Progress is being made on a new, 160-space parking structure at Red Sandstone Elementary, and an underpass linking the town’s frontage roads beneath Interstate 70 will be finished this year.
Proud of the park
Then there’s the newly renovated park at Booth Falls in East Vail. That’s something Bruno’s particularly proud to have been a part of.
“I’m so proud of how we as a community really designed and built it together,” Bruno said. “That’s an example of a park that maybe wasn’t supported (in use) by the neighborhood. Now it’s embraced — it brings the community together.”
That park, rebuilt from the ground up, is a good thing for neighborhood residents, visitors and people who live in other parts of town, Bruno said.
“People park-hop in Vail,” she said.
That said, still more needs to be done, Bruno said.
“I believe community building is still a big priority,” she said.
But, she added, this year’s council field — 10 candidates — is a “testament to how people feel about Vail. They want to be part of the community,” she said.
Bruno, like others, believes serving on the council is an honor. But it isn’t easy.
“The toughest part of the job is that you sometimes make decisions that’ll hurt people who are dear to you,” she said. “But we’re making decisions for the whole community.”

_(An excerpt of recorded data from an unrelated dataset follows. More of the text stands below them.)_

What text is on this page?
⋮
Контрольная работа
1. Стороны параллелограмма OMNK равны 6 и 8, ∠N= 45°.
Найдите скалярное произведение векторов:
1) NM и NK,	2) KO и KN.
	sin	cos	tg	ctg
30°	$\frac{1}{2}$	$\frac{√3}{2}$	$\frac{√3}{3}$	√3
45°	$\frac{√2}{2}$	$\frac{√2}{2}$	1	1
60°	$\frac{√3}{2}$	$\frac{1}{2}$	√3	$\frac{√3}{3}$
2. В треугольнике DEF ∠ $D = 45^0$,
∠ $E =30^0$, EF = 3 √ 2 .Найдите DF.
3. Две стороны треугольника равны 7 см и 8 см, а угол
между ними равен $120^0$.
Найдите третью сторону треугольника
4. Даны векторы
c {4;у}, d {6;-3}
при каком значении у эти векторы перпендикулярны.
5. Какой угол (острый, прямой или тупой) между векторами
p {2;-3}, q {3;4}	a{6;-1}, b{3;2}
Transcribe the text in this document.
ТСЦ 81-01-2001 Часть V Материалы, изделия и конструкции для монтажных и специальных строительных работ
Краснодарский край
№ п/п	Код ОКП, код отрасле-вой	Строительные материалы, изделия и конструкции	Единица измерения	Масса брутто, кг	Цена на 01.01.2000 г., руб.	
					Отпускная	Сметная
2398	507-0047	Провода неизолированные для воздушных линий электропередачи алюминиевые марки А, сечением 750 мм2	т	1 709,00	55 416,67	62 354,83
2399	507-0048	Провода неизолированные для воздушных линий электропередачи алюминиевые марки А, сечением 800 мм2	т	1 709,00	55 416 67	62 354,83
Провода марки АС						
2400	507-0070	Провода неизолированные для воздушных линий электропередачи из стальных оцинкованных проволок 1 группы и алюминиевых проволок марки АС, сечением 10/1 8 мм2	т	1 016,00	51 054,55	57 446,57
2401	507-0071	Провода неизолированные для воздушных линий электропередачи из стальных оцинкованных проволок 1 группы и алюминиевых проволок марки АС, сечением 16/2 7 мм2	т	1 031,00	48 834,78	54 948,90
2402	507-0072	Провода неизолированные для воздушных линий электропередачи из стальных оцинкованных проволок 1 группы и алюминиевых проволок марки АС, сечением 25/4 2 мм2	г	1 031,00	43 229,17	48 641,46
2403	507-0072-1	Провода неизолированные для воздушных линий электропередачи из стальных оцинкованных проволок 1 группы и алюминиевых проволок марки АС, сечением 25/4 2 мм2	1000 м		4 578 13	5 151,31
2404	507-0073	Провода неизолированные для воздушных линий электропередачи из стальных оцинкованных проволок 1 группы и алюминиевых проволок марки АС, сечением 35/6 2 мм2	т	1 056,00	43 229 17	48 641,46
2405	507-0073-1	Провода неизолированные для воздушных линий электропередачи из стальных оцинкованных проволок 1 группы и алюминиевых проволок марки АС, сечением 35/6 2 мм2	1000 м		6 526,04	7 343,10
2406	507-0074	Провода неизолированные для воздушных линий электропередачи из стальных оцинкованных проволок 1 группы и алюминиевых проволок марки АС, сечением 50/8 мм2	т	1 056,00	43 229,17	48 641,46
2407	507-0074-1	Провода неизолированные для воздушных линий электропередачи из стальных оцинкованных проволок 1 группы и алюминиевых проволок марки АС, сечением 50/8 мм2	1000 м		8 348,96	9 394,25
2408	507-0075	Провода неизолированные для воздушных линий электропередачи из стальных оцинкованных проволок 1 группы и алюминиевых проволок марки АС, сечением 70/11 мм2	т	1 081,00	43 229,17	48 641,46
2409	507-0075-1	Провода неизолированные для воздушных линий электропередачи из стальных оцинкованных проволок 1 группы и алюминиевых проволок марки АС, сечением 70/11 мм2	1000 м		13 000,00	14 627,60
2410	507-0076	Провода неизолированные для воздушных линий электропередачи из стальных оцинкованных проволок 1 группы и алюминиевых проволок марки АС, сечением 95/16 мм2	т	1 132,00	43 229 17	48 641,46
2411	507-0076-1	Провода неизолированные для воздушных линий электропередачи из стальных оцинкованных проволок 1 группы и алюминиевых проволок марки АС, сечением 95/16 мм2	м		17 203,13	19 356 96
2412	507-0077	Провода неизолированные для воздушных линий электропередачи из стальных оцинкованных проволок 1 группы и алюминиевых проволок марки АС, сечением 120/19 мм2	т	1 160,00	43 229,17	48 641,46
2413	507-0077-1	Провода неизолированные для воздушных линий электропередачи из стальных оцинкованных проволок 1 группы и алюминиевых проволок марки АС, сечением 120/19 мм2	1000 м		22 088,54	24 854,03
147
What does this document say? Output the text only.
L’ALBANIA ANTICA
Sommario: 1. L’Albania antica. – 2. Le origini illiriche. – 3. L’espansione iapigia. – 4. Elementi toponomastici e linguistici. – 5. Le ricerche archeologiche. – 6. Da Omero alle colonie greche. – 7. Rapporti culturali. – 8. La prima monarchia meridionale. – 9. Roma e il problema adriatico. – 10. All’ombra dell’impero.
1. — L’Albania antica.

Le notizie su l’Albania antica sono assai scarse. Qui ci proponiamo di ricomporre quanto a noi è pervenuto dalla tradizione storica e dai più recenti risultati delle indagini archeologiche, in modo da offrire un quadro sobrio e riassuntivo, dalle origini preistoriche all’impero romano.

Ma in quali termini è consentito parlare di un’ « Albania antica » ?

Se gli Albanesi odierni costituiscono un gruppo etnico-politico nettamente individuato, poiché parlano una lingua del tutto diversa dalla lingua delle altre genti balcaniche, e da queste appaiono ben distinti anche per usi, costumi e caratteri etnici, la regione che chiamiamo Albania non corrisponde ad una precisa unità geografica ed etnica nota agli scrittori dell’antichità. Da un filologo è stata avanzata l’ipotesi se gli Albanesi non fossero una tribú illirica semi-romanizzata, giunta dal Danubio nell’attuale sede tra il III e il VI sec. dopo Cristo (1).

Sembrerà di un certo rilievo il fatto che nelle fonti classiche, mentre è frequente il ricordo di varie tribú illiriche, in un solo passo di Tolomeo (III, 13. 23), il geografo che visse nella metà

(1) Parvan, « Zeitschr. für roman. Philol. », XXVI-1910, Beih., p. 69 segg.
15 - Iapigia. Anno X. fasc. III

Bruno cited the council’s approval of the Marriott Residence Inn as an example. Bruno lives in that neighborhood and knows many of those who opposed the plan as simply too much for the area.
“The morning after (the approval vote), at 7 a.m., I was walking my dog, and ran into a kind neighbor who was opposed,” she said. “We had a really nice talk walking our dogs.
“It does hit home when you live in a neighborhood that’s affected,” she added. “Then to have to see (neighbors) in real life is hard.”